During a heavy rain after a lot of snowfall, our sewer line backed up. We ended up with 4 inches of water in the basement. It was due to the extra runoff, of course, and the ground being saturated with water. The foundation slab has drainage built into it (or over it, or under it, or something). The main point is that it wasn't draining fast enough. The plumber arrived and we discussed the situation. After agreeing to pay him some money to try and clear the sewer line, he went out to his truck and returned with (drumroll, please) a PLUNGER. Yep, he went to town on the drain and plunged his little heart out. The water did begin to reside. For good measure, he snaked the drain as far as he could (which wasn't really that far) but it really didn't seem to have an effect, at least no more than the plunger. So, lesson learned for next time...
posted by Roger Dodger at 9:08 PM on February 21, 2006


The drain will indeed have some kind of a trap (p, s, box, etc.) that is to remain filled with water to prevent the backup of sewer gasses (pouring a little bit of bleach down ours every once in a while helps to keep the water from getting nasty).

When this happened to us (exact same scenario), our plumber snaked the line -- it was a tree growing into the pipe out near the edge of our property (it was around 70 feet of snake out, IIRC). Eventually, the clump of roots gets thick enough to stop the flow. At some point we will have to dig up our front yard and replace the pipe -- but for now we have the plumber scheduled for annual (ish) snaking of the line.
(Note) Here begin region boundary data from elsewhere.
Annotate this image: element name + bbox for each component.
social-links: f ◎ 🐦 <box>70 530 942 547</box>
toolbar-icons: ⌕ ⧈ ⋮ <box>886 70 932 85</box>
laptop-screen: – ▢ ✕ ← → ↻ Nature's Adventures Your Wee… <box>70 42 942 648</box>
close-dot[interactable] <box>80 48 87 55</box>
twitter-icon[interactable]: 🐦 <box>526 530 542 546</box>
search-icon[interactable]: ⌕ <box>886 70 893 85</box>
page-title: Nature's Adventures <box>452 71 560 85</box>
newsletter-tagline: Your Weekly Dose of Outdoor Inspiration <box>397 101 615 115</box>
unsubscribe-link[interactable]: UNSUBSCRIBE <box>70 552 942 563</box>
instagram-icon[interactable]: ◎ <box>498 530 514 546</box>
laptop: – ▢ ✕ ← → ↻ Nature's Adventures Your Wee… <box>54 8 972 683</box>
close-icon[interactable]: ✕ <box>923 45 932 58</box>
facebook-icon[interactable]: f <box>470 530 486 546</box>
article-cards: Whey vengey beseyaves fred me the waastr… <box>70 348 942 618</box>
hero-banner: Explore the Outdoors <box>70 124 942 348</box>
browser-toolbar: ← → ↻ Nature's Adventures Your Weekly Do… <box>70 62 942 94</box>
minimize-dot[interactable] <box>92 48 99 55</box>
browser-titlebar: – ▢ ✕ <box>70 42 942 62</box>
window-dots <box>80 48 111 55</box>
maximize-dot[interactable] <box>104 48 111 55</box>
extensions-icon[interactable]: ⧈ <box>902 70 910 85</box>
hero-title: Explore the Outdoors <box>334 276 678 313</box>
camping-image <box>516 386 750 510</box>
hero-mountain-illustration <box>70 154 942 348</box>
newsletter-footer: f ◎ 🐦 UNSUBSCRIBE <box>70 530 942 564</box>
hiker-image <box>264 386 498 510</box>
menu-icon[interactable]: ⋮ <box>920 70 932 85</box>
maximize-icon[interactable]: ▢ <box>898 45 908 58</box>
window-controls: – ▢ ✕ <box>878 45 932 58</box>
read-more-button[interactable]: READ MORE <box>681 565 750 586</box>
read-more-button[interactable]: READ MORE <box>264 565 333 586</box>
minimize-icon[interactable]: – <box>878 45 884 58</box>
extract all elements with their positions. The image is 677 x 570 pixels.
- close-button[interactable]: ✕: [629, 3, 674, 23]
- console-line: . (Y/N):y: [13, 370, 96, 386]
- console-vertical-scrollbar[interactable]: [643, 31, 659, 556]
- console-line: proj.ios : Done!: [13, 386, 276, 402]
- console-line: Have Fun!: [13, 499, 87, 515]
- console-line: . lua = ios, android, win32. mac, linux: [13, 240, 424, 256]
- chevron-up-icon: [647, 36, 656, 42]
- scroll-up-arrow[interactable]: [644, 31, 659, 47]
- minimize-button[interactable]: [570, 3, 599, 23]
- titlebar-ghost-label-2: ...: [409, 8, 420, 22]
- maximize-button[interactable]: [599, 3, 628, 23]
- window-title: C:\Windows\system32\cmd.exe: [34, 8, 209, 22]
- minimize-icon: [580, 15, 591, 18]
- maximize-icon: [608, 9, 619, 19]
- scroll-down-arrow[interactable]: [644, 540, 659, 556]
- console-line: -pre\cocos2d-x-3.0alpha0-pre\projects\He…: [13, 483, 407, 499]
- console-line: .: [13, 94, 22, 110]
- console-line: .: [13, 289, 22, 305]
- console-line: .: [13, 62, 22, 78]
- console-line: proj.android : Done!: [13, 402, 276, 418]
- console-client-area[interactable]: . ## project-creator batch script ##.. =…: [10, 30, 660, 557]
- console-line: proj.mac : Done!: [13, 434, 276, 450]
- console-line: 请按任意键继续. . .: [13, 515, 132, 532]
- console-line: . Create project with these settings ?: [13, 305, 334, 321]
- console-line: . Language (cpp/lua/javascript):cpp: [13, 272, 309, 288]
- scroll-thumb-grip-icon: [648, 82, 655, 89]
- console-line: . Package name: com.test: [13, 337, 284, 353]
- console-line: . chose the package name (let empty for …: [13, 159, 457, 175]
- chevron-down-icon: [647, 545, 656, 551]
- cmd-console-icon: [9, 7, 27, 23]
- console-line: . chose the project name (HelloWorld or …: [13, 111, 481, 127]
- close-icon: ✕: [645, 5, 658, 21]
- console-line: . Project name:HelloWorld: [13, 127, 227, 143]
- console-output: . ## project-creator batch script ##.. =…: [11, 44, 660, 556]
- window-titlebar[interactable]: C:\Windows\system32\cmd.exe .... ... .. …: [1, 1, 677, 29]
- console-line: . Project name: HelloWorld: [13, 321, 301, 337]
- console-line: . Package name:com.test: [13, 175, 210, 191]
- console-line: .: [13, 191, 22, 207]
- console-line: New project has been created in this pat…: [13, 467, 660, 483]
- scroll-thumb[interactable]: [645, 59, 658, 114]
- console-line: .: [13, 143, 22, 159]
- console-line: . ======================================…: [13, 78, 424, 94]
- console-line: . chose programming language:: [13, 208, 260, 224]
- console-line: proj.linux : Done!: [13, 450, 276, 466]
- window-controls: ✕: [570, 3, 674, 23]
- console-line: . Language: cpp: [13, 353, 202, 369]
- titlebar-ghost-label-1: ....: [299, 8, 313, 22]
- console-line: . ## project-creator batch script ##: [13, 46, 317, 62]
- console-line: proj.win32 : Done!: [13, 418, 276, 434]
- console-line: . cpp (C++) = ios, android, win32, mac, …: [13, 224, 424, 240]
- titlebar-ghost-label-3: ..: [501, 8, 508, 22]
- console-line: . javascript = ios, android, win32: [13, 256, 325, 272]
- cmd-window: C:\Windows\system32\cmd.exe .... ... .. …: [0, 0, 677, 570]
Pipes 80 years old have had a long time to rust, were likely soft metal (or even clay) to begin with, so I wouldn't be at all surprised if that was the problem.
posted by teece at 9:51 PM on February 21, 2006


Another vote for tree roots. I had an old house with the same problem and we just scheduled it once a year instead of waiting for the inevitable backup. Try calling a place that specializes in this, they have the appropriate equiptment and are often less expensive than a plumber. The ones around here usually have the word "rooter' in their name.
posted by BoscosMom at 10:01 PM on February 21, 2006


Definitely tree roots. I've had this happen to me twice.

Check with your city/town to see if they have an emergency service. It tends to be free, and if city trees are at fault and the break is in a city sewage line, they'll do the repair work for free. Otherwise, a collapsed sewage line can be (sometimes, several tens of) thousands of dollars to replace.

Hope it works out for you. The twice it's happened to me has been some of the most stressful times I've ever had.
posted by scruss at 5:10 AM on February 22, 2006


Trees are as slow-moving and unrelenting as glaciers. They will find water, wherever it may be, whatever may be in the way.
posted by Civil_Disobedient at 5:26 AM on February 22, 2006


You seem to be in the city of Alexandria. First call a plumber, it could be several things but may be on your end. Typically the homeowner is responsible for repairs and maintenance up to where their sewer lateral connects to the sewer main. The next thing is to contact the City Sewer Department. If the problem is in the main, they should know about it and if you have damage to any belongings resulting from a problem on their end, they are responsible for reimbursing you. In that case you would need to make a damage claim with them.
posted by JJ86 at 6:40 AM on February 22, 2006


I live in the Red River Basin, and no house here is complete without a sewer backup valve. Info about these and other devices can be found here.
posted by WinnipegDragon at 9:39 AM on February 22, 2006


Hey, thanks for all your help - turned out to be tree roots, but we definitely have terra cotta pipe from the house to the street which may at some point become an issue.
posted by drobot at 12:21 PM on February 22, 2006


I snaked my own drain about 3 weeks ago. Same situation. Roots. Terra Cotta pipe. Snake it once a year and you'll be fine.